L’année suivant le naufrage du Lusitania, Gillette a donné sa seule performance cinématographique dans le rôle de Holmes. Malheureusement, le film, comme beaucoup d’autres de l’ère du muet, semble être perdu.
Gillette est mort en 1937 à l’âge de 83 ans. Son excentrique et très théâtral manoir de pierre à East Haddam, Connecticut, est maintenant une attraction touristique, le Gillette Castle State Park.
Lincoln Wirt
Probablement la personne la moins célèbre de notre liste selon les normes d’aujourd’hui, Lincoln Wirt était connu à l’échelle nationale pour ses conférences de voyage, autrefois une forme populaire de divertissement. À une époque où peu d’Américains pouvaient se permettre de voyager à l’étranger et où une grande partie de la planète restait exotique et inexplorée, les aventuriers comme Wirt leur faisaient découvrir le monde. Il était également ministre et correspondant de guerre.
La conférence de Wirt intitulée « La conquête de l’Arctique », par exemple, promettait à son public un récit de son voyage de 1 250 miles en canoë et en traîneau à chiens, complet avec « les horreurs du scorbut, de la typhoïde et du gel » ainsi qu’un « humour bouillonnant » et des « descriptions d’une beauté exquise. » Mais Wirt a manqué ce qui aurait pu être le récit d’une vie lorsqu’il aurait annulé son passage sur le Lusitania pour prendre un autre navire, le Canopic, et se rendre à Constantinople.
Les aventures de Wirt ont continué pendant un autre demi-siècle. Il est décédé en 1961, à l’âge de 97 ans.

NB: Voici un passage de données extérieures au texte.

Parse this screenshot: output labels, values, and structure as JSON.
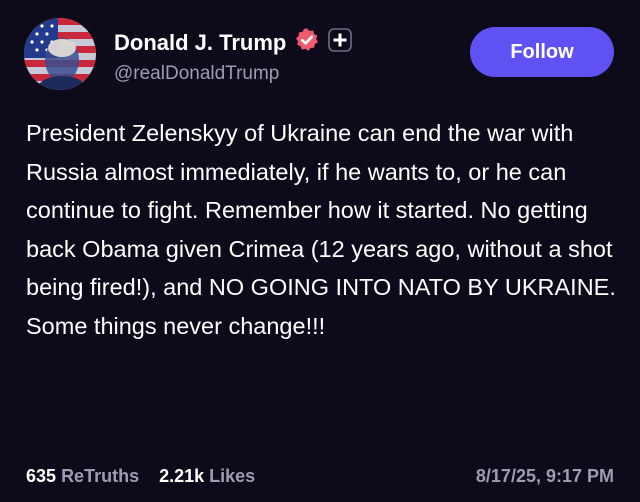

La connexion Lusitania – Titanic
Le naufrage du Lusitania en 1915 et celui du Titanic en 1912 peuvent être liés à jamais comme les deux plus célèbres catastrophes maritimes du 20e siècle. Mais les similitudes entre le paquebot Cunard Lusitania, lancé en 1906, et le paquebot White Star Titanic, lancé en 1911, ne s’arrêtent pas là. Chacun était le plus grand navire du monde à l’époque de son lancement, le Lusitania mesurant 787 pieds, le Titanic 883 pieds. Ils étaient également deux des navires les plus luxueux du monde, conçus pour attirer les voyageurs riches et célèbres de l’époque ainsi que les immigrants. En fait, plusieurs passagers notables avaient des liens avec les deux navires :
– Al Woods, un producteur de théâtre américain bien connu, a affirmé avoir frôlé le Lusitania et le Titanic, tout comme son compagnon de voyage fréquent, un homme d’affaires nommé Walter Moore. Les deux auraient manqué le Titanic lorsque des affaires les ont retenus à Londres et auraient annulé leur voyage sur le Lusitania par crainte d’une attaque sous-marine.
– La créatrice de mode de la haute société Lady Duff Gordon, parmi les survivants les plus célèbres de la catastrophe du Titanic, avait une réservation sur le Lusitania mais a annulé son voyage, invoquant des raisons de santé.
– Deux autres survivants du Titanic, le banquier Robert W. Daniel et sa femme, Eloise, semblent également avoir annulé leur passage sur le Lusitania, décidant de prendre un navire américain, le Philadelphia, à la place. Eloise Daniel a perdu son premier mari dans la catastrophe du Titanic et a rencontré son futur compagnon lorsqu’il a été hissé à bord du canot de sauvetage dans lequel elle se trouvait. Ils se sont mariés deux ans plus tard. Interviewé à leur arrivée à Londres, il a décrit la traversée sur le Philadelphia comme « absolument sans incident ».
– Alfred Gwynne Vanderbilt, 37 ans, héritier des chemins de fer et amateur de chevaux, a manqué le Titanic en 1912 mais malheureusement pas le Lusitania en 1915, malgré la réception d’un mystérieux télégramme lui indiquant que le navire était condamné. Vanderbilt est mort en héros dans la catastrophe, en donnant sa ceinture de sauvetage à une jeune passagère, alors qu’il ne savait pas nager.